Il est actuellement le chercheur principal du programme interdisciplinaire PERSPECTIVE (PErsonalised Risk Stratification for Prevention and Early deteCTIon of breast cancer) regroupant plus de 25 cochercheurs fondamentalistes et cliniciens ayant des expertises complémentaires en génomique, épidémiologie, biostatistique, économie de la santé, psychologie, transfert des connaissances, éthique et droit de la santé du Québec et de l’Ontario, des États-Unis et de plusieurs pays européens. Ses recherches portent sur le développement des outils nécessaires à la mise en œuvre d’une approche de stratification du risque qui permettra de cibler le dépistage du cancer du sein par mammographie chez les femmes les plus susceptibles de développer la maladie. Elles permettront de mieux desservir la sous-population de femmes plus jeunes, soit de 35 à 49 ans, qui sont à risque élevé d’avoir un cancer du sein et qui échappent présentement au programme de dépistage standard, principalement basé sur l’âge comme critère d’éligibilité. En raison du caractère souvent plus agressif des cancers du sein frappant ces jeunes femmes, une détection et un suivi plus précoces permettraient l’utilisation de thérapies moins invasives, de réduire les effets secondaires des traitements, d’améliorer leur survie et d’augmenter leur qualité de vie. La stratification des femmes en fonction de leur groupe de risque de cancer du sein devrait avoir des retombées importantes en santé publique, non seulement pour l’organisation des services offerts, mais aussi dans le choix des méthodes de dépistage les plus appropriées et les plus rentables.

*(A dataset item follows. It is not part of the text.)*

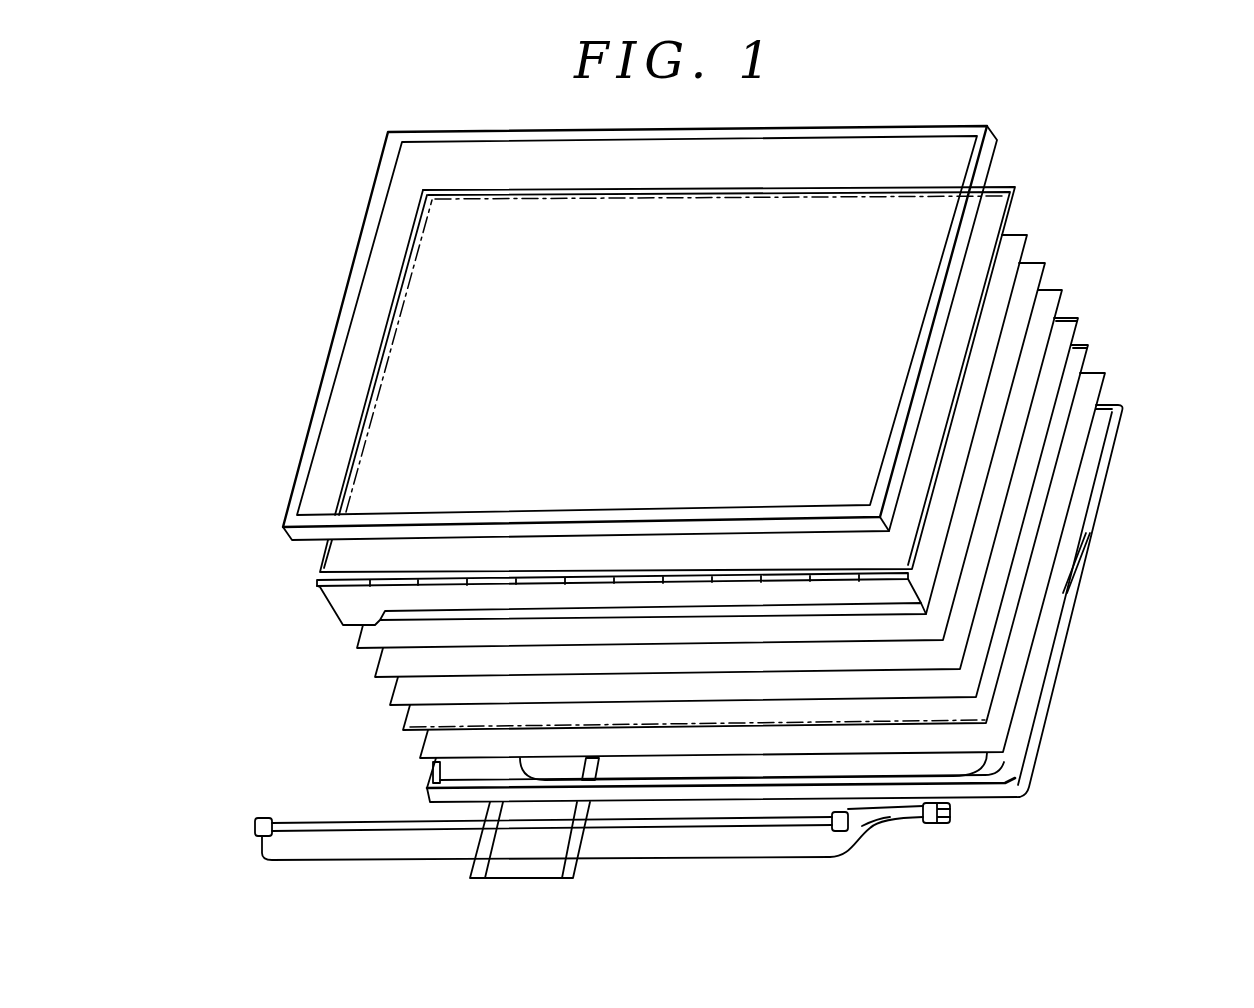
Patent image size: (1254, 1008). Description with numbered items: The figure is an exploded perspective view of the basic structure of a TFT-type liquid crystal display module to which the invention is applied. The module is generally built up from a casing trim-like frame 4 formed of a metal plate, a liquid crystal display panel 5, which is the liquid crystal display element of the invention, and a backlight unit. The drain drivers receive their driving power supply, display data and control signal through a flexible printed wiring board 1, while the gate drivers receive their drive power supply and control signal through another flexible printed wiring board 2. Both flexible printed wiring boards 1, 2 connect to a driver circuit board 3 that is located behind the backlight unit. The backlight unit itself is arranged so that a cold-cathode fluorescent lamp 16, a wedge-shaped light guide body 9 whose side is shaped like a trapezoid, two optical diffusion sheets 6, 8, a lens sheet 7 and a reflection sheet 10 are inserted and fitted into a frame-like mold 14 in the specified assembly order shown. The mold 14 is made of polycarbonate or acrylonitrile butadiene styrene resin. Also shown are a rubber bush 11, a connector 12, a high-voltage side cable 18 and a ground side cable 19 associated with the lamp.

Finalement, il faut reconnaître le rôle significatif du lauréat dans l’organisation stratégique de la recherche en santé, non seulement au sein du Centre de recherche du CHU de Québec-Université Laval à titre de Directeur adjoint – Recherche fondamentale, mais aussi au Québec et au Canada, à titre de membre de plusieurs conseils, dont le Conseil de recherches médicales du Canada (1998-2001), le Conseil consultatif ministériel des sciences de Santé Canada (2005-2011), le Conseil d’administration de Génome Canada (2005-2010). Il a assuré la présidence du Comité consultatif science et industrie de Génome Canada (2010-2016). Il siège actuellement à titre d’expert sur le comité des investissements secteur nouvelle économie du Fonds de solidarité FTQ, l’un des plus importants investisseurs en capital de risque dans le domaine des sciences de la vie au Canada, ainsi qu’au comité de gestion de l’Oncopole du Fonds de recherche du Québec-Santé (FRQS)-Merck, un pôle de recherche provincial de développement et d’investissement mis en place pour accélérer la lutte contre le cancer.